XML 22 R247.htm IDEA: XBRL DOCUMENT v2.4.0.6
SIMT Real Return Fund | SIMT Real Return Fund
SIMT Real Return Fund
Investment Goal

Total return exceeding the rate of inflation.

Fees and Expenses

This table describes the fees and expenses that you may pay if you buy and hold Fund shares.

SHAREHOLDER FEES (fees paid directly from your investment)
Shareholder Fees
SIMT Real Return Fund
Class I
Redemption Fee (applies to a redemption, or series of redemptions, from a single identifiable source that, in the aggregate, exceeds $10 million within any thirty (30) day period) 0.25%
ANNUAL FUND OPERATING EXPENSES (expenses that you pay each year as a percentage of the value of your investment)
Annual Fund Operating Expenses
SIMT Real Return Fund
Class I
Management Fees 0.22%
Distribution (12b-1) Fees none
Other Expenses 0.88%
Total Annual Fund Operating Expenses 1.10%
EXAMPLE

This Example is intended to help you compare the cost of investing in the Fund with the cost of investing in other mutual funds. The Example assumes that you invest $10,000 in the Fund for the time periods indicated and then redeem all of your shares at the end of those periods. The Example also assumes that your investment has a 5% return each year and that the Fund's operating expenses remain the same.

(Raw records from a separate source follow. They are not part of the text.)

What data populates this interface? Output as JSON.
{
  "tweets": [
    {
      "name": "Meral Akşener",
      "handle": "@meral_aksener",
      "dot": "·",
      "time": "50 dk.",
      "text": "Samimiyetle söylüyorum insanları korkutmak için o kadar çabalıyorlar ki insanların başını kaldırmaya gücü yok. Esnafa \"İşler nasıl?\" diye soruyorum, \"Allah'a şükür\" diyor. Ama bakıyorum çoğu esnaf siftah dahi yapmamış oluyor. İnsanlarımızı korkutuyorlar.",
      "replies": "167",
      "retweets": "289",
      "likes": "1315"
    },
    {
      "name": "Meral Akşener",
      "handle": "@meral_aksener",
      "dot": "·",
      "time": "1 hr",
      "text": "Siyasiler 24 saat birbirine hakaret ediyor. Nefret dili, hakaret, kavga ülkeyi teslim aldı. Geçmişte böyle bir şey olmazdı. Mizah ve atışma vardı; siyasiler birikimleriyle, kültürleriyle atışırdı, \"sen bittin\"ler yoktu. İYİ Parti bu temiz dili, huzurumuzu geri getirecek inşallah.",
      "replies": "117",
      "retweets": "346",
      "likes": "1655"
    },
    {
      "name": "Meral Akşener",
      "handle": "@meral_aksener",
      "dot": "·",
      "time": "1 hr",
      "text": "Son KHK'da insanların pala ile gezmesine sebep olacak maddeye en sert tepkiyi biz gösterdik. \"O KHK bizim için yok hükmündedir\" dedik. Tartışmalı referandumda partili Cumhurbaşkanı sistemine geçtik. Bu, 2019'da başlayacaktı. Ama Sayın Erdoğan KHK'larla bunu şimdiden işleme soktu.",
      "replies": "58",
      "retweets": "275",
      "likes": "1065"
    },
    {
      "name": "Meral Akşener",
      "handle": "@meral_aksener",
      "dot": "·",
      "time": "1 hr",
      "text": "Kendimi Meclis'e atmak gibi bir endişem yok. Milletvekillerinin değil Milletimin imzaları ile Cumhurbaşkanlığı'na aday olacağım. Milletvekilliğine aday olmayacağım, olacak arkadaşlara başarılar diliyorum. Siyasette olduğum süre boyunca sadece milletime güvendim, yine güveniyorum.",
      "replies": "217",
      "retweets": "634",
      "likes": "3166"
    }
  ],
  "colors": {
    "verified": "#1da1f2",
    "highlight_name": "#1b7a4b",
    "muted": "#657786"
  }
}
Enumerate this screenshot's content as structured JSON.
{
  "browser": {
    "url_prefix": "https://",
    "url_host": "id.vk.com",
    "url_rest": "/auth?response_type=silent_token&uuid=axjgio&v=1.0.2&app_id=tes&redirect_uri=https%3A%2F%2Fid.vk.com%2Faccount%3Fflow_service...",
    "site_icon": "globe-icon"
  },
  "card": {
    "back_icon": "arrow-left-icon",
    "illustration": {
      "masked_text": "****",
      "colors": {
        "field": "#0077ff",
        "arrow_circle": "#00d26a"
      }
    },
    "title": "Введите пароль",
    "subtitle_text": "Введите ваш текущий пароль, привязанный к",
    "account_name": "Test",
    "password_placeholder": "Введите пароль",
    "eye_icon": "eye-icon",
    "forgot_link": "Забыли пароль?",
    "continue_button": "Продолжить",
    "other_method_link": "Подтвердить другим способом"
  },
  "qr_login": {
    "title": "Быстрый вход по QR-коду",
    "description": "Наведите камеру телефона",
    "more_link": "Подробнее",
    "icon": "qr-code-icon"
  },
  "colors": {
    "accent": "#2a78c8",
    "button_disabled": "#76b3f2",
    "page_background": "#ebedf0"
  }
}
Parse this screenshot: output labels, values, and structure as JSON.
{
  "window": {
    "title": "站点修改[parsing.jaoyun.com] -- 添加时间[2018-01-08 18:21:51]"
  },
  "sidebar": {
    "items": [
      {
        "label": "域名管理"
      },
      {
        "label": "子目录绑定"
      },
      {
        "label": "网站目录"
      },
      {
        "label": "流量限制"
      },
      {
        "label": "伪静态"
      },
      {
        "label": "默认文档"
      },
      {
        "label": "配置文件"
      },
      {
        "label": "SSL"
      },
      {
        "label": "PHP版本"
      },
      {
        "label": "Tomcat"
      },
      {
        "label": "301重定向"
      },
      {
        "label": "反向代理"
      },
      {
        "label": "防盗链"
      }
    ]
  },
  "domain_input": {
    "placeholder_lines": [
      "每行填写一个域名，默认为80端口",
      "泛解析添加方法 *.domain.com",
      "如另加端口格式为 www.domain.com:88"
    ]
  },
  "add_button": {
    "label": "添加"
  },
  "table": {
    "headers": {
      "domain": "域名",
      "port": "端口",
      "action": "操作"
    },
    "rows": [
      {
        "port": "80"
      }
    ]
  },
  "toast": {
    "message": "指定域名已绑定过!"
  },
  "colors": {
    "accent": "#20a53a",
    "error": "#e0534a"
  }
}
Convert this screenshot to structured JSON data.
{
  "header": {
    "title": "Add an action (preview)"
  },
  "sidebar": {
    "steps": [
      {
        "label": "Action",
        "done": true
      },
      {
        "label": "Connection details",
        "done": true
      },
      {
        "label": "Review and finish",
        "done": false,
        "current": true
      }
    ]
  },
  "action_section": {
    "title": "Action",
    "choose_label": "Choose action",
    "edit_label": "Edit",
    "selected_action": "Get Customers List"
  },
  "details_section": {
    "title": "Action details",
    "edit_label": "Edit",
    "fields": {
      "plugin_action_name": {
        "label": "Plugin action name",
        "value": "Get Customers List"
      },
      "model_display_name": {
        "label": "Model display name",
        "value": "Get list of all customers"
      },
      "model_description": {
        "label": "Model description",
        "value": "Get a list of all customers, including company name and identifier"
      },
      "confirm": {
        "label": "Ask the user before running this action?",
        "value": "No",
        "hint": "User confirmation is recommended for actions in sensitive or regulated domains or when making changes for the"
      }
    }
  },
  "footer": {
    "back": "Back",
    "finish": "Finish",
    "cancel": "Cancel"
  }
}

Although your actual costs may be higher or lower, based on these assumptions your costs would be:
Expense Example (USD $)
1 Year
3 Years
5 Years
10 Years
SIMT Real Return Fund Class I
112 350 606 1,340
PORTFOLIO TURNOVER

The Fund pays transaction costs, such as commissions, when it buys and sells securities (or "turns over" its portfolio). A higher portfolio turnover rate may indicate higher transaction costs and may result in higher taxes when Fund shares are held in a taxable account. These costs, which are not reflected in annual Fund operating expenses or in the Example, affect the Fund's performance. During the most recent fiscal year, the Fund's portfolio turnover rate was 137% of the average value of its portfolio.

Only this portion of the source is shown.